The effect of poor leadership in a corporate environment is unlikely to be as dramatic as in the military environment, but it serves as a useful reminder of just how important leadership is in shaping everything underneath it.

Academic research has shown that when cultures are more effective, organisations experience revenue growth and better retention, stock price and net income figures.

Hybrid working

What’s also clear is that “hybrid” work is here to stay. It’s clear by now that full-time remote work won’t last forever – as some had predicted at the start of the pandemic – but it’s also clear that many businesses are unlikely to return to full-time office work.

Employees have come to understand the benefits of remote work – things like convenience, the lack of a commute, the ability to pursue hobbies and exercise on breaks, and reduced costs. But they’ve also seen the drawbacks: communication can be difficult, family life can be hard, and motivation, productivity and innovation simply all work better face-to-face.

With that balance in mind, some of the UK’s largest companies have said they’ll move to a hybrid model post-covid. Such companies include BP, PwC, Unilever and a number of large banks.

Hybrid culture

Forbes cites a study by the Society for Human Resource Management, which states two-thirds of employers are struggling to maintain employee morale, and more than one-third are facing challenges in maintaining company culture.

Leaders must therefore now learn to bridge the gap. It’s difficult to maintain culture remotely, but remote working – to some extent – is definitely here to stay.

Forbes recommends a series of high-level principles to maintain company culture in a hybrid environment. All of these principles, Forbes says, are about maintaining the perception of proximity, which is one of the key drivers of close personal relationships. It’s possible to recreate this feeling even when people are not always physically close.

Here’s how:

Shared purpose

Leaders will have to be more explicit and intentional about “articulating purpose”, discussing the big picture, and helping people feel connected with the organisation’s goal.

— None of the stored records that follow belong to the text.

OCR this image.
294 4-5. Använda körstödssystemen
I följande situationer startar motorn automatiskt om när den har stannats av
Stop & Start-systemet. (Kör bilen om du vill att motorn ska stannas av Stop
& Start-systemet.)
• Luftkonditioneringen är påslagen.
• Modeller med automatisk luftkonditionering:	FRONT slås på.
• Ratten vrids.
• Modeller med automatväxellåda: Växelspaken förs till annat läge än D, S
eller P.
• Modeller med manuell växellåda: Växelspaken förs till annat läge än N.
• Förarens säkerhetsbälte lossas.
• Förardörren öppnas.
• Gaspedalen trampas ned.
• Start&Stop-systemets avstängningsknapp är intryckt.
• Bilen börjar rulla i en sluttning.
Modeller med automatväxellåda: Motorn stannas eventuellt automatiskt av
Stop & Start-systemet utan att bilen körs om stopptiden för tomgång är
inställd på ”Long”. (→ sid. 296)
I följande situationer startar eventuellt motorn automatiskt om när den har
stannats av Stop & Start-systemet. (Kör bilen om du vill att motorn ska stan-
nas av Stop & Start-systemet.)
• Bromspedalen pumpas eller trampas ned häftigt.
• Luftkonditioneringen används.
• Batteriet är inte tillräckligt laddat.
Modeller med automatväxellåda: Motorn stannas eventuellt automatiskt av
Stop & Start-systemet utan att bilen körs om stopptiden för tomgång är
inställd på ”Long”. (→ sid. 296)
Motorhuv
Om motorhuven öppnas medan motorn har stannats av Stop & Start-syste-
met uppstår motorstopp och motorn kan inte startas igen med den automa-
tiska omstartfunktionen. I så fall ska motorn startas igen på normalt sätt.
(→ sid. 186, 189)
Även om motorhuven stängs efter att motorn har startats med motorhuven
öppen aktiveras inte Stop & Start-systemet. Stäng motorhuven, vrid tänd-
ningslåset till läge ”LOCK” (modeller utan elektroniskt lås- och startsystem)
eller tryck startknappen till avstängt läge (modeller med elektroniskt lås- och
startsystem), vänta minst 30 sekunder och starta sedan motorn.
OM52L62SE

It’s good to provide people with space, and very important to treat them with empathy – but it’s also important to keep them accountable. “If purpose is the big picture of how things matter, accountability is the mechanism which operationalizes how the work matters,” Forbes says.


This is closely related to accountability. People will lose motivation if they do not feel a sense of equity and justice. This is particularly true in hybrid environments because people don’t get obvious immediate feedback about who is being rewarded and held to account.


Conflict is inevitable and can be healthy. But with people further away, it can be harder to make conflict productive. You can establish protocols for disagreement; doing this will help both keep them from spilling over into anything more, and also help them to continue their useful purpose.

Visibility and accessibility

A key quality for leaders is that they must be perceived as “present and accessible”, Forbes says. Hybrid working makes this more difficult, but simultaneously more important. Leaders must go out of their way to connect with team members and keep in touch with their needs. A famous example of this from outside the corporate world is former US president Barack Obama’s policy of reading letters from citizens every week about their concerns.


This is connected to visibility. People won’t pick up on the goings-on of the company as easily as if they were physically in the office, so make sure to keep communication open and transparent.


Despite improved technology, face-to-face communications are often best, and workplaces with good face-to-face communication can be very positive places with lots of room for personal relationships and innovation. And because the hybrid workplace is likely here to stay, offices will increasingly need to become places that people want to be, rather than where they must be. “This means influencing offices that help people work better through spaces to collaborate, focus, learn, socialize and rejuvenate,” Forbes says. It may be time for a re-think of your office space.


At the core of all this is that leaders must make explicit, intentional moves towards boosting workplace culture – knowing now that it’s harder but more important than ever before.